7. Innovating with scarce resources
When Ugyen first arrived in the village, there was no blackboard in the classroom. He made use of the wall to conduct his lesson. Eventually, getting help from Michen to build their own version of blackboard and chalk using the resources that they have. When the class runs out of papers, Ugyen tore the traditional papers used to cover his own window, so that the children could learn. It taught us that if there is a will, there is a way. The selflessness of Ugyen is also felt by the students who wrote in their letter that they will never forget his sacrifice. Kindness and generosity go a long way.

8. The power of an educator
When Ugyen was in Lunana village, he began to realise the value of his job. Through his genuine interactions with the students, he begins to understand how, as a teacher, he can "touch the future" of these children. He even got his friends from Thimphu to send over some study materials and a basketball to Lunana. Alongside the parcels, he also received his guitar where he used to perform while the children sang. These moments are deeply appreciated by the children.
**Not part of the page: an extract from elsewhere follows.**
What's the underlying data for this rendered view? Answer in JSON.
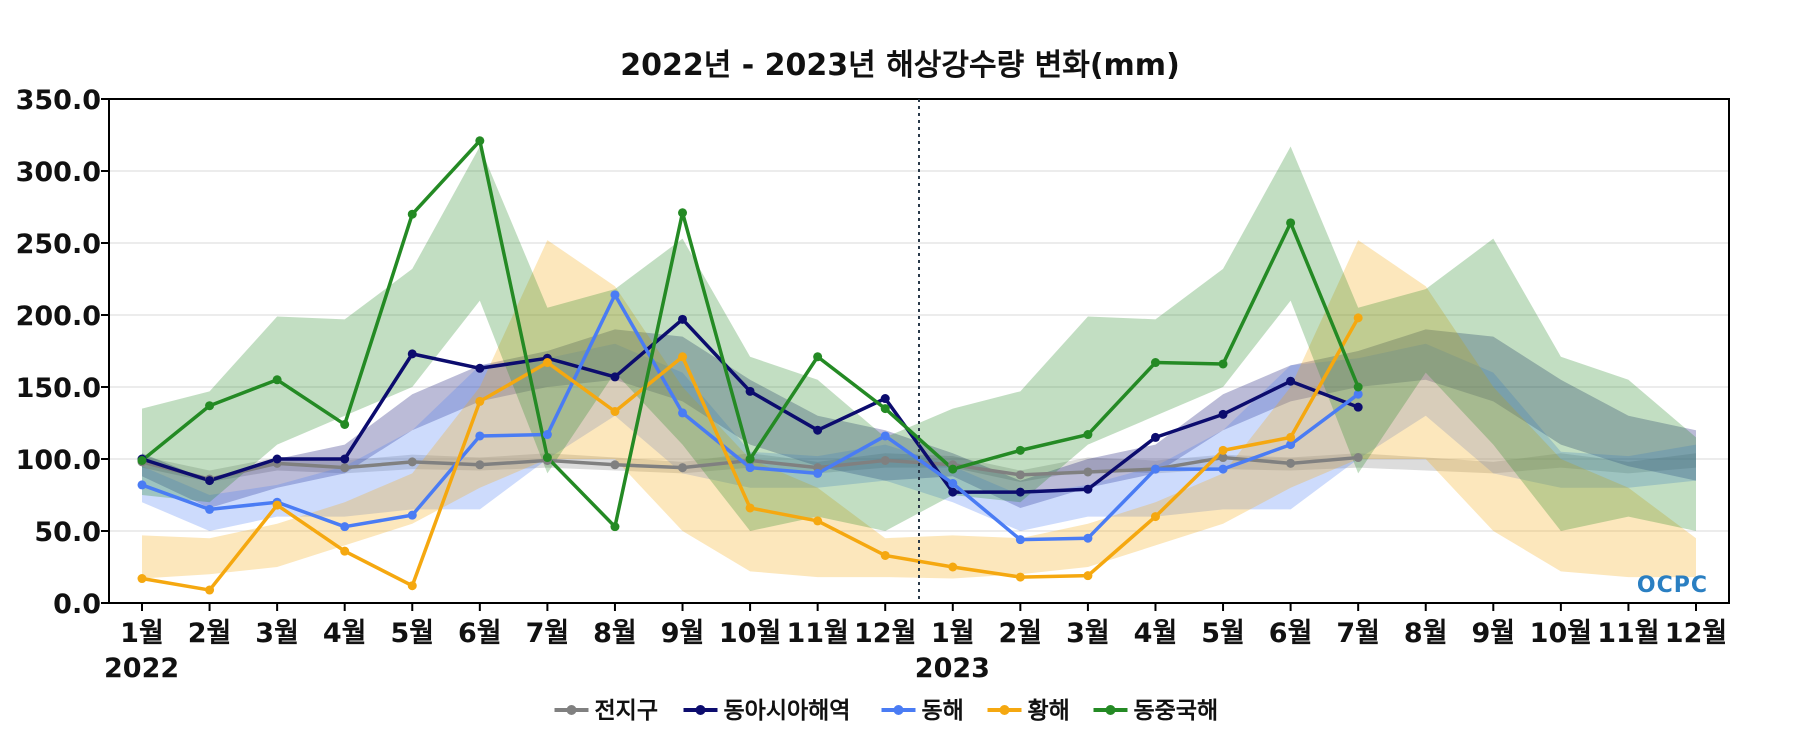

This shows that a good teacher who truly has the students’ interests at heart will be able to create lasting impressions in the lives of their students.

9. The grass is greener where you water it
A theme that is continually being explored in the film is the sense of longing and belonging. While Ugyen has finally been able to achieve his big 'dream' of becoming a singer in Australia, he doesn't show any sign of happiness. Halfway through performing an English song in a bar located in Sydney, Ugyen paused as nobody was heeding him. The film ended with him picking up the lyrics of Yak Legbi Lhadar that he scribbled on the brochure while he was in Lunana, and him singing his heart out. Does he regret his decision? Well, I guess that is a question that only Ugyen can answer. But perhaps, the biggest lesson of it all is that the grass is always greener where we water it.

How to visit Lunana?
To experience the charm of Lunana, you can attempt one of the toughest treks in the world. The 28-day gruelling Snowman Trek takes you through the villages in Lunana. Only the most adventurous souls have attempted this tough and demanding trekking route. Thus, successful completion of the trek is definitely an accomplishment to boast. Alternatively, if you are looking for an ultra-luxury experience, you can also take a 3-hour helicopter ride all the way from Paro Valley to Lunana.